Ponderously, the Novak began to pull itself out of orbit; and as it did so, Lepkowski gave the planet below one final look. Everything was going well down there, he told himself firmly. Of course it was.
CHAPTER 5
"Silcox's building is just around the corner," Reger said, pointing through the windshield at the next intersecting street. "Second from the corner on the right. You can see it over the row of houses here."
"I see it," Skyler said, leaning forward to look past Kanai's shoulder as he adjusted his goggles over his battle-hood. The building was relatively short, four stories tall, with only the top visible above the twostory duplexes lining the street they were driving on.

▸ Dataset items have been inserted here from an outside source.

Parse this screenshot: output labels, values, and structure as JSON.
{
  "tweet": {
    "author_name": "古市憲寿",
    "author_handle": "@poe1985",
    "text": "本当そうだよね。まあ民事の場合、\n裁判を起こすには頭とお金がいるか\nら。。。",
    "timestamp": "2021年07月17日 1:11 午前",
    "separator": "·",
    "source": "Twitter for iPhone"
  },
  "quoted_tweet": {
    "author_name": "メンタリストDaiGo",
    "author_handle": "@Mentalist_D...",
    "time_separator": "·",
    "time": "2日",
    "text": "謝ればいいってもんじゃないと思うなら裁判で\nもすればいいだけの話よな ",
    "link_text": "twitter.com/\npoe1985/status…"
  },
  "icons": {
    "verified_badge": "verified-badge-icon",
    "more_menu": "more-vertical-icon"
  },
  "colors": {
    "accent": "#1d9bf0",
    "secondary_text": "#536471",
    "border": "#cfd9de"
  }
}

He shifted his attention back to the street itself, searching for other traffic. But aside from rows of parked cars along both curbs, no other vehicles were in sight. "Hawking?"
"All set," Hawking confirmed, sealing the last fastener at the neck of his borrowed general's uniform.
"Did you want us to do a drive-by first?"
"Better not," Skyler said, getting a grip on the door handle. "A Security general shouldn't have to search for his stakeouts. Kanai?"
"Ready," the other blackcollar said.
"Okay, Reger, slow down," Skyler ordered. There were a pair of parked vans coming up that would be ideal. "Kanai ... go."
Together, they wrenched open their doors and jumped from the slowly moving car, hitting the ground jogging. Kanai ducked between the vans, with Skyler right behind him. They waited there until Reger had made a leisurely turn around the corner, then stole across the lawn between the two duplexes, coming to a halt in the shadow of a stubby tree a dozen meters from the side of Anne's building.
Besides being short, the building was also relatively narrow, at least compared to the other apartment houses in the neighborhood. There were only two apartments per floor, Kanai had told them, with Anne's on the third floor east, the opposite side from their current position. The building had interior hallways, a staircase at each end of the building, and a single door front and rear on the first floor.
Security's observers would probably be watching both those doors, of course.
Unfortunately for them, there were other ways into a building besides the doors. Especially a building like this one, whose exterior walls were composed of an alternating pattern of brick and rough-cut stone.
It took thirty seconds to fasten their plastic crampons onto their gloves and boots. Through the decorative bushes in the building's front yard Skyler could see Reger's car pulled alongside one of the other parked cars, with the newly minted General Hawking conversing inaudibly with the driver. The Security car's other occupant had gotten out and was standing by the curb, watching the conversation across the car's roof with his back to the building he was supposed to be guarding.